Dès lors, la logique commerciale de Take-Two (la maison mère) a changé. Pourquoi investir 100 millions de dollars dans un nouveau Midnight Club qui se vendra à 5 ou 10 millions d’exemplaires, alors que GTA Online rapporte la même somme en quelques mois grâce à des mises à jour de contenu bien moins coûteuses ?


L’absorption : Quand GTA mange Midnight Club

La raison la plus cruelle de l’absence de Midnight Club est que la licence n’est pas vraiment morte : elle a été dévorée et digérée par Grand Theft Auto.

Si vous regardez attentivement les mises à jour de GTA Online de ces dernières années, notamment le DLC « Los Santos Tuners », tout y est :

  • Les rassemblements de voitures souterrains.
  • Les systèmes de réputation pour débloquer des pièces.
  • La personnalisation extrême des véhicules.

Rockstar a compris qu’il était plus rentable d’intégrer l’expérience « Street Racing » à l’intérieur de sa plateforme principale plutôt que de maintenir une franchise séparée. Pourquoi sortir un jeu de course quand votre jeu de crime fait déjà office de meilleur jeu de course du marché ?


La fuite des cerveaux chez Rockstar San Diego

Il y a aussi une réalité humaine derrière ce placardage.

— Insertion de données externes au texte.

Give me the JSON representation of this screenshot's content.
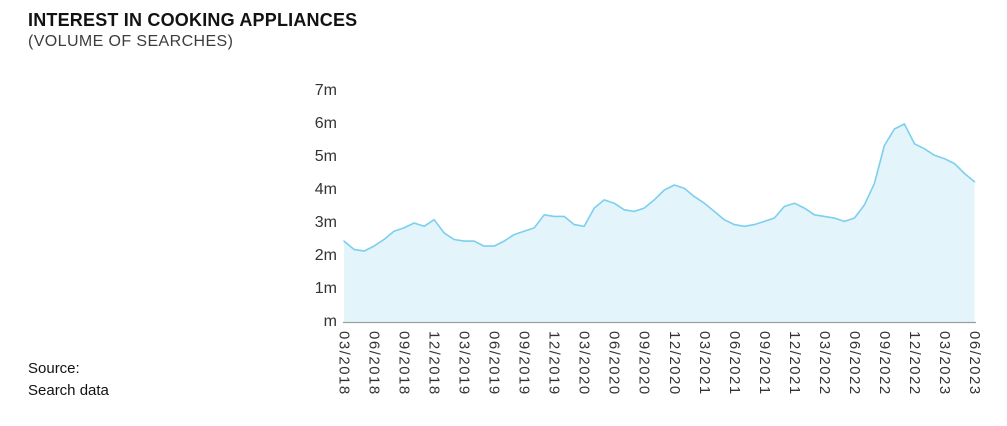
{
  "header": {
    "title": "INTEREST IN COOKING APPLIANCES",
    "subtitle": "(VOLUME OF SEARCHES)"
  },
  "source": {
    "line1": "Source:",
    "line2": "Search data"
  },
  "chart_data": {
    "type": "area",
    "title": "INTEREST IN COOKING APPLIANCES (VOLUME OF SEARCHES)",
    "unit": "millions of searches per month",
    "x": [
      "03/2018",
      "04/2018",
      "05/2018",
      "06/2018",
      "07/2018",
      "08/2018",
      "09/2018",
      "10/2018",
      "11/2018",
      "12/2018",
      "01/2019",
      "02/2019",
      "03/2019",
      "04/2019",
      "05/2019",
      "06/2019",
      "07/2019",
      "08/2019",
      "09/2019",
      "10/2019",
      "11/2019",
      "12/2019",
      "01/2020",
      "02/2020",
      "03/2020",
      "04/2020",
      "05/2020",
      "06/2020",
      "07/2020",
      "08/2020",
      "09/2020",
      "10/2020",
      "11/2020",
      "12/2020",
      "01/2021",
      "02/2021",
      "03/2021",
      "04/2021",
      "05/2021",
      "06/2021",
      "07/2021",
      "08/2021",
      "09/2021",
      "10/2021",
      "11/2021",
      "12/2021",
      "01/2022",
      "02/2022",
      "03/2022",
      "04/2022",
      "05/2022",
      "06/2022",
      "07/2022",
      "08/2022",
      "09/2022",
      "10/2022",
      "11/2022",
      "12/2022",
      "01/2023",
      "02/2023",
      "03/2023",
      "04/2023",
      "05/2023",
      "06/2023"
    ],
    "values": [
      2.45,
      2.2,
      2.15,
      2.3,
      2.5,
      2.75,
      2.85,
      3.0,
      2.9,
      3.1,
      2.7,
      2.5,
      2.45,
      2.45,
      2.3,
      2.3,
      2.45,
      2.65,
      2.75,
      2.85,
      3.25,
      3.2,
      3.2,
      2.95,
      2.9,
      3.45,
      3.7,
      3.6,
      3.4,
      3.35,
      3.45,
      3.7,
      4.0,
      4.15,
      4.05,
      3.8,
      3.6,
      3.35,
      3.1,
      2.95,
      2.9,
      2.95,
      3.05,
      3.15,
      3.5,
      3.6,
      3.45,
      3.25,
      3.2,
      3.15,
      3.05,
      3.15,
      3.55,
      4.2,
      5.35,
      5.85,
      6.0,
      5.4,
      5.25,
      5.05,
      4.95,
      4.8,
      4.5,
      4.25
    ],
    "x_tick_labels": [
      "03/2018",
      "06/2018",
      "09/2018",
      "12/2018",
      "03/2019",
      "06/2019",
      "09/2019",
      "12/2019",
      "03/2020",
      "06/2020",
      "09/2020",
      "12/2020",
      "03/2021",
      "06/2021",
      "09/2021",
      "12/2021",
      "03/2022",
      "06/2022",
      "09/2022",
      "12/2022",
      "03/2023",
      "06/2023"
    ],
    "y_ticks": [
      "7m",
      "6m",
      "5m",
      "4m",
      "3m",
      "2m",
      "1m",
      "m"
    ],
    "y_tick_values": [
      7,
      6,
      5,
      4,
      3,
      2,
      1,
      0
    ],
    "ylim": [
      0,
      7
    ],
    "grid": false,
    "legend": false,
    "colors": {
      "line": "#7CCFEE",
      "fill": "#E3F4FB",
      "axis": "#9E9E9E",
      "tick_text": "#333333",
      "title_text": "#121212"
    }
  }
}
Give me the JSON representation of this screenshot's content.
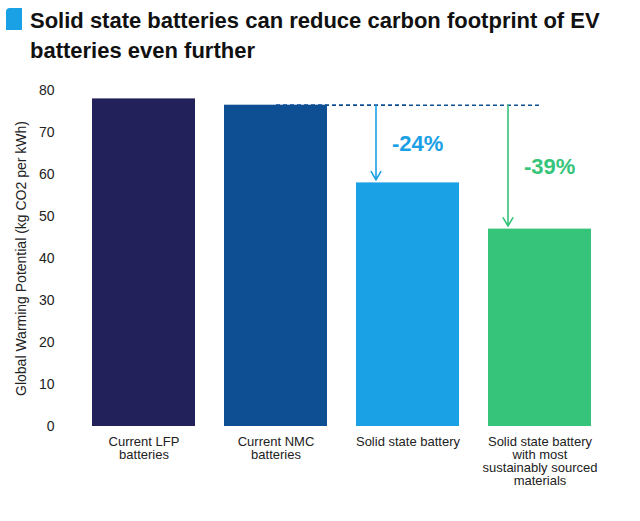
{
  "chart_data": {
    "type": "bar",
    "title": "Solid state batteries can reduce carbon footprint of EV batteries even further",
    "categories": [
      "Current LFP batteries",
      "Current NMC batteries",
      "Solid state battery",
      "Solid state battery with most sustainably sourced materials"
    ],
    "values": [
      78,
      76.5,
      58,
      47
    ],
    "colors": [
      "#23215a",
      "#0e4f94",
      "#1aa0e4",
      "#35c47a"
    ],
    "ylabel": "Global Warming Potential (kg CO2 per kWh)",
    "ylim": [
      0,
      80
    ],
    "yticks": [
      0,
      10,
      20,
      30,
      40,
      50,
      60,
      70,
      80
    ],
    "grid": false,
    "annotations": [
      {
        "text": "-24%",
        "x": "Solid state battery",
        "from": "Current NMC batteries",
        "color": "#1aa0e4"
      },
      {
        "text": "-39%",
        "x": "Solid state battery with most sustainably sourced materials",
        "from": "Current NMC batteries",
        "color": "#35c47a"
      }
    ]
  }
}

Les équipes originales de Angel Studios (devenu Rockstar San Diego), celles qui possédaient l’ADN des jeux de course comme Midtown Madness et les premiers Midnight Club, ont pour beaucoup quitté le studio au fil des ans.

Aujourd’hui, Rockstar fonctionne comme un seul grand bloc mondial tourné vers un seul objectif : le prochain blockbuster (hier Red Dead Redemption 2, demain GTA VI). La culture des « petits » projets ou des licences de niche a disparu au profit de la perfection technique absolue.


Quel espoir pour 2026 et au-delà ?

Certains bruits de couloir et des vidéos de « concept » circulent sur un éventuel Midnight Club 5 pour la prochaine génération de consoles. Cependant, la réalité est plus nuancée. Avec l’acquisition de FiveM (l’outil de serveurs RP) par Rockstar, il est fort probable que l’expérience de course de rue ultra-poussée soit l’un des piliers centraux de GTA Online 2.0 plutôt qu’un jeu autonome.

Pour Rockstar, Midnight Club est devenu un terrain d’expérimentation technique. La ville de Los Angeles dans MCLA a servi à bâtir Los Santos. Les poursuites de flics de la licence ont servi à affiner celles de GTA. La boucle est bouclée, mais le prix à payer pour les fans est le silence radio d’une série qui, autrefois, ne dormait jamais.


Le deuil d’une époque

Midnight Club est la victime collatérale de la réussite insolente de GTA Online. En devenant un « service » plutôt qu’un simple éditeur de jeux, Rockstar a dû sacrifier ses licences plus spécifiques pour nourrir le monstre. Cole Phelps attend toujours sa suite, Bully reste dans son casier, et nos voitures de tuning restent au garage de 2008.

Mais une chose est sûre : tant que les serveurs de Los Santos brûleront l’asphalte, l’esprit de Midnight Club continuera de vivre, même s’il ne porte plus son nom sur la boîte.